Posted by: Radiowiz | July 13, 2008 at 07:59 AM
My bet is that Schumer is helping his NY and offshore Hedge fund buddies who have been short IMB Stock. What better way to push them over the edge than to cause a run on the bank? There should be a law against this type of manipulation. Oh wait, there is. There should be a US stock enforcement agency that is not blind and incompetent. That is what we are lacking.
Posted by: Bob | July 13, 2008 at 08:06 PM
New York Times reported that hedge fund managers have a new champion in their effort to keep legally dodging the taxes the rest of us pay: none other than New York Senator Charles Schumer. Now you know who is Schumer's friend and why he caused the bank run on Indymac. He truly support hedge fund and private equity because they truly support him.
http://www.nytimes.com/2007/07/30/washington/30schumer.html?_r=1&oref=slogin
"Large Investor decided to pay a few bucks to a Senator in New York to force the issue."(Prospect Mortgage Backed By Sterling Fund--Private Equity Acquired The Mortgage Branches from Indymac before FDIC takeover)

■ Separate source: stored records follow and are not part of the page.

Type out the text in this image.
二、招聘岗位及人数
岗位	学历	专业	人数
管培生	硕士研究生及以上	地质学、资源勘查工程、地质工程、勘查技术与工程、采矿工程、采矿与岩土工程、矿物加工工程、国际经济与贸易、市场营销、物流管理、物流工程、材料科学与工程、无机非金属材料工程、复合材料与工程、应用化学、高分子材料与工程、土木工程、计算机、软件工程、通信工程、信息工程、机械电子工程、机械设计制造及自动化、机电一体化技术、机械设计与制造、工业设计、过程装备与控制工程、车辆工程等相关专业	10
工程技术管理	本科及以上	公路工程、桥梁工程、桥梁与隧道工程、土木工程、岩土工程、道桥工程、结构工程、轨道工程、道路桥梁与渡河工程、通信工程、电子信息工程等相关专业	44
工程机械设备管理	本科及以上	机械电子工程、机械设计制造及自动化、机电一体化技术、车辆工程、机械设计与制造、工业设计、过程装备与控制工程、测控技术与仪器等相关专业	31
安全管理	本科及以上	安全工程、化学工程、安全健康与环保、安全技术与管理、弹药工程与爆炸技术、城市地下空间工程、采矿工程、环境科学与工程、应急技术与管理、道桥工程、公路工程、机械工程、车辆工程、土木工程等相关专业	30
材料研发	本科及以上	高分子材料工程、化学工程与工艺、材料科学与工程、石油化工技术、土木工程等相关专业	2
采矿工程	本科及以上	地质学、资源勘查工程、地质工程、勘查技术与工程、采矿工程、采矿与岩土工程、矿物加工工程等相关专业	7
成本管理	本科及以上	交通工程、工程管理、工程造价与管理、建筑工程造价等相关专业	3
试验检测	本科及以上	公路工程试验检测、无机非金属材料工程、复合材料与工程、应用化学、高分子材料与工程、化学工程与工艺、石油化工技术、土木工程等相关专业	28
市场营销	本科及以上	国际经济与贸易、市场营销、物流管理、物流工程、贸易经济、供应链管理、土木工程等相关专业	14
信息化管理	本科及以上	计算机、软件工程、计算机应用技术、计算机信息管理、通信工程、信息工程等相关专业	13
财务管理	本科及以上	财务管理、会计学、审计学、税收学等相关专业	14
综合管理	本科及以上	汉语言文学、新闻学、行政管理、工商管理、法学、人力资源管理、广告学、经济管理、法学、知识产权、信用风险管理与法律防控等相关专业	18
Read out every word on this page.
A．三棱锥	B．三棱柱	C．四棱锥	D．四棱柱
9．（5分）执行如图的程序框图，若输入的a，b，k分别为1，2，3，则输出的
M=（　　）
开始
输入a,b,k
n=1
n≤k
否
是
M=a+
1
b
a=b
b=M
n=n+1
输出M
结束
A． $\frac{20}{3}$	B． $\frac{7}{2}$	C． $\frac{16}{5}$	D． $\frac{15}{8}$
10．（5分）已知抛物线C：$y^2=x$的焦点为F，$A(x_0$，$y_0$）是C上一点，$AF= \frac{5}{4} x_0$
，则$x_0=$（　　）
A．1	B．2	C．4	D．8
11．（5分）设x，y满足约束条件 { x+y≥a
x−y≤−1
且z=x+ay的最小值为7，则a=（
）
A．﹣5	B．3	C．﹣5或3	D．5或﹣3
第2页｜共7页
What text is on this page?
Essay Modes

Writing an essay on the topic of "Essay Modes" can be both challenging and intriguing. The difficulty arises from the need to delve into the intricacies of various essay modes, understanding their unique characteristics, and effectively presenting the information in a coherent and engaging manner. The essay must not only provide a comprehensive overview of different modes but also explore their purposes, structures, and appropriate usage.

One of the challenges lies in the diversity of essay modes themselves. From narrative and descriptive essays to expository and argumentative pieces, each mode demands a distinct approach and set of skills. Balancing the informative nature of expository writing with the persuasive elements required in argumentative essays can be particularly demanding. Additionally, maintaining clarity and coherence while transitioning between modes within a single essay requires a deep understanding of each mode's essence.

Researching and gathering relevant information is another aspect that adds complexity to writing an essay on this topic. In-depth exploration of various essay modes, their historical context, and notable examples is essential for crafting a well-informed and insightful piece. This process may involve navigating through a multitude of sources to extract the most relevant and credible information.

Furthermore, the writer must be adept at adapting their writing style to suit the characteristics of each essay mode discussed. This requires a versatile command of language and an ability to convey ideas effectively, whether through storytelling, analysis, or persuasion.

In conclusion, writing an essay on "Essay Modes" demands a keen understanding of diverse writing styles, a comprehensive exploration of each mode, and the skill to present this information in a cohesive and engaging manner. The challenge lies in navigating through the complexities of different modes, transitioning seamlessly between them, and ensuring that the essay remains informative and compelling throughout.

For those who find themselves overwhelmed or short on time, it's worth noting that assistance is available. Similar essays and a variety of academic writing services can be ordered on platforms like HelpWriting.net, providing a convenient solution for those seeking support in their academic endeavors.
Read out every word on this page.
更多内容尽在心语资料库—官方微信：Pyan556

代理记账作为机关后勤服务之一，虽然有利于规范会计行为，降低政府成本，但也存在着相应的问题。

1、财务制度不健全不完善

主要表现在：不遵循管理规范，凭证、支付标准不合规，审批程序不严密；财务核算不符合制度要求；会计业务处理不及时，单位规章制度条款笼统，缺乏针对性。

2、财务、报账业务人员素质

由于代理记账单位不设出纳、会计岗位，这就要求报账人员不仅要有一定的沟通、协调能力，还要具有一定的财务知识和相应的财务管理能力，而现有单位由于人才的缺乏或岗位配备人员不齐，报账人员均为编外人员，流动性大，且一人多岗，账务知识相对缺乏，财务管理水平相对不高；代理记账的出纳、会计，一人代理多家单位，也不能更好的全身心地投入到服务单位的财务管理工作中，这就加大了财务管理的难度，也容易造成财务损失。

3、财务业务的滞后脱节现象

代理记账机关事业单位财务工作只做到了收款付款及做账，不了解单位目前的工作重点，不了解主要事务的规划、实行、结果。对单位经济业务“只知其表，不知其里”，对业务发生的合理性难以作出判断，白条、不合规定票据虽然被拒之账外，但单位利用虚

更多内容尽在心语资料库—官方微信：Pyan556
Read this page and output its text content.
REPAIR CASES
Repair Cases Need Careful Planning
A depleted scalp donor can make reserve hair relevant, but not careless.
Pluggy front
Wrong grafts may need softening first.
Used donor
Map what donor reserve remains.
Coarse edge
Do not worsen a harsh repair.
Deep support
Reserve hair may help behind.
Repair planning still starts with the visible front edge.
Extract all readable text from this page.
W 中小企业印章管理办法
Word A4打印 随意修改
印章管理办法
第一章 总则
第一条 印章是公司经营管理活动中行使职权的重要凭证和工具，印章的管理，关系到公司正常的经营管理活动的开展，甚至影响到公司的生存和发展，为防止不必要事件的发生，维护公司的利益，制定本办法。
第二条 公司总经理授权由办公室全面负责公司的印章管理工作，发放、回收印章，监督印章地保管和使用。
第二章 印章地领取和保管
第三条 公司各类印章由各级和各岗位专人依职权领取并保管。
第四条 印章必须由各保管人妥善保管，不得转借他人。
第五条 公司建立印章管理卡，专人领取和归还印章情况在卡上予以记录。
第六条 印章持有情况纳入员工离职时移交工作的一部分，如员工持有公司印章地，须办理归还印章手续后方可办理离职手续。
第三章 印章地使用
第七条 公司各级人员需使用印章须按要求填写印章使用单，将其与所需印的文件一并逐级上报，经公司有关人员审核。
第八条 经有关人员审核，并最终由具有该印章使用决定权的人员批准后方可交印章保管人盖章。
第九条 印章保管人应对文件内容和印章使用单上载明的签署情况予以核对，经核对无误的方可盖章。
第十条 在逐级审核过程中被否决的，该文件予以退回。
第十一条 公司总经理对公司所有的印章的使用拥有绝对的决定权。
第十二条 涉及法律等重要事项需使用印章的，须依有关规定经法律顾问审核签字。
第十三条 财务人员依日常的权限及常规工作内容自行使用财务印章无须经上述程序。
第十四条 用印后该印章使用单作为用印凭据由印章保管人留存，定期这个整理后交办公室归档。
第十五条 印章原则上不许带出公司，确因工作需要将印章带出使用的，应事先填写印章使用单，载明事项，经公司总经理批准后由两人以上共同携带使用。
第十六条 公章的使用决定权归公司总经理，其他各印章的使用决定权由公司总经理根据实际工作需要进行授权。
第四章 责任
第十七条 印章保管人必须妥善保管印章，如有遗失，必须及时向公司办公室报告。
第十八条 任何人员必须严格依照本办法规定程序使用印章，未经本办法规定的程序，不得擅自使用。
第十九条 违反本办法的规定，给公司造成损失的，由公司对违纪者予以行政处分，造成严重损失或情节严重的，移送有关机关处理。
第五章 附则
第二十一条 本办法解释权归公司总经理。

http://www.housingwire.com/2008/07/03/regulators-to-schumer-weve-got-a-whole-bag-of-shhh-with-your-name-on-it/
"And do remember that there are many investment bankers located in New York, making them pretty influential constituents of Sen. Schumer."
http://www.pasadenastarnews.com/opinions/ci_9783402
"In a Sunday news conference, he said everything in his letter was already known to the public."
If it was already known to the public, what is the reason for his public letter? It is contradict to what he said previouly :"I just bring private message to the public. Do not kill the messanger." What a great liar from time to time!
http://www.cnn.com/2008/POLITICS/07/13/indymac.schumer/?iref=mpstoryview
Same thing he did for FRE and FNM, he forced FRE and FNM to buy $145 billion bad loans last September. So his hedge fund friend could short the stock, then his private equity friend could take huge discount to acquire the properties. So obvious criminal acts, but he is still out law and do whatever to harm the American and benefit himself and his friends.
Posted by: jason hill | July 17, 2008 at 07:01 AM
It's AGAINST THE LAW to do anything that starts a run on a bank, which Schumer did, prima fascia. Is he above the law just because he's a senator? Democrat or Republican -- everyone should be outraged by the senator's behaviour. If the Democrats voted to expell him from congress then they would at least have a chance to elect another Democrat in November.